Bernstein benchmarks

Three things, each reproducible and each honest about its limits: a head-to-head quality eval against 4 other CLI agent orchestrators, a simulated parallel-scheduling speedup model, and a community cost benchmark you can add your own run to. Every number below is either computed from a published data file or quoted from the repo, and the page tells you which.

No leaderboard sheet where Bernstein wins everything. The head-to-head suite is gated in CI to lose at least two tasks and stay under an 80% winrate; the scheduling figures are a labelled simulation, not measured runs.

Head-to-head: CLI agent orchestrators

A reproducible 10-task eval comparing Bernstein against 4 other CLI agent orchestrators on a fixed worker model, three trials each, operator-scored against fixed acceptance checks. Bernstein loses 4 of 10 tasks; its winrate is 60%. Ties count as a win for every tied tool, which is the honest way to score a shared top result.
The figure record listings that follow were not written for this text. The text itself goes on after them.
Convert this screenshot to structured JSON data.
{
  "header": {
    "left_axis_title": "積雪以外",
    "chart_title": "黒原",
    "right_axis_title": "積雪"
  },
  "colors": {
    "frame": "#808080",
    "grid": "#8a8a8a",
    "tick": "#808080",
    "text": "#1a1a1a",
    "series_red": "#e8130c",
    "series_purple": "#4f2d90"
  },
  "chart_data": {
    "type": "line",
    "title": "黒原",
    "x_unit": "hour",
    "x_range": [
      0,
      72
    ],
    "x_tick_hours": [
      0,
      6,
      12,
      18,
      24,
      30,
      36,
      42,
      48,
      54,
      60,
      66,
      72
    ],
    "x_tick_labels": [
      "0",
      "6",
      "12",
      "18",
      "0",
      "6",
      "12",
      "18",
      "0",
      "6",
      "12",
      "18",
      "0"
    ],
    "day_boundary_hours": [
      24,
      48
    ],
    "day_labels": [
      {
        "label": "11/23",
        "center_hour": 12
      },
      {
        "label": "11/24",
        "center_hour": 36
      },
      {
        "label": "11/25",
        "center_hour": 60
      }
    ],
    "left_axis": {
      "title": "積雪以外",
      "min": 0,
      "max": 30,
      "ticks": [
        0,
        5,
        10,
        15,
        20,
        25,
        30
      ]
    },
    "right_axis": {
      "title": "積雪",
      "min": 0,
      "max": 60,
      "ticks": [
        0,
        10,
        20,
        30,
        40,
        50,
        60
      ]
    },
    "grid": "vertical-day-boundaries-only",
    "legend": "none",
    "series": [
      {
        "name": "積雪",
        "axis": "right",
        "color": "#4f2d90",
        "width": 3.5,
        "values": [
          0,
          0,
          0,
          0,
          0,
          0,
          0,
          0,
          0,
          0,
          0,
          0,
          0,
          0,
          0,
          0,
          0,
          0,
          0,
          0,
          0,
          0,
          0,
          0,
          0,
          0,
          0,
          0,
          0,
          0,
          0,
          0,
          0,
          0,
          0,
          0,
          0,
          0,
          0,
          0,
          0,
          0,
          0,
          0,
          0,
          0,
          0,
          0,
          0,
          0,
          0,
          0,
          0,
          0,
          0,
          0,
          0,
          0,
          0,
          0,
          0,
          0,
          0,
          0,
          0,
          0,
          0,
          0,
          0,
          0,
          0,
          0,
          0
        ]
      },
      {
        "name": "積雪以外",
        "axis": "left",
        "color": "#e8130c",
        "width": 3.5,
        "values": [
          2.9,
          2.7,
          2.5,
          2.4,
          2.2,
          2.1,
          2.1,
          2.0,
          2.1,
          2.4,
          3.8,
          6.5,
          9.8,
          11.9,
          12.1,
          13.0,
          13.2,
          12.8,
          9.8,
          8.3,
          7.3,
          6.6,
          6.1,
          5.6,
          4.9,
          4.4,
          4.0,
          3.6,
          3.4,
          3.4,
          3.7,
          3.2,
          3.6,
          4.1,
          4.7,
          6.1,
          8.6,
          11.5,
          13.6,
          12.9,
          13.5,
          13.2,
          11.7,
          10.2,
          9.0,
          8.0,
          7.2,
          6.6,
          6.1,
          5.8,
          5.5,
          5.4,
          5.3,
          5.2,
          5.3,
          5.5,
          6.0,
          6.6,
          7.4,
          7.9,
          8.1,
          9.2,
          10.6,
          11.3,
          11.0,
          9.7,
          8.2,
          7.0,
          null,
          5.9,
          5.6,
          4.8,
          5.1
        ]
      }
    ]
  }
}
Read the full per-task scores or the methodology and repro script. The honesty gate lives in tests/benchmarks-honesty.test.ts.

Parallel scheduling speedup (simulation)

This is a simulation, not measured agent runs. It models a greedy list scheduler over 10 tasks with realistic dependency graphs, so treat it as a capacity-planning estimate rather than a leaderboard claim.

Configuration	Avg speedup vs single agent	Cost effect
3 agents	1.78x	model mixing reduces cost ~23%
5 agents	2.18x	same mix, more parallel slots

Full task table, scheduling model, and cost model are in docs/benchmarks/BENCHMARKS.md. Reproduce locally with uv run python benchmarks/run_benchmark.py.

Community cost benchmark

What does a Bernstein session actually cost on your setup? This benchmark collects real bernstein cost --json runs so you can sanity-check the bill before you install, across different models and hardware rather than from one machine.

To add a row, run bernstein cost --json after a session and submit the task count, model breakdown, total cost, cost-per-task, wall-clock time, and hardware. Two paths:

Comment your output on the cost-benchmark issue (#787).
Open a PR adding a row to docs/benchmarks/BENCHMARKS.md.

Submitted runs are published with attribution to the setup they came from. The schema is whatever bernstein cost --json emits, so there is nothing to fill in by hand.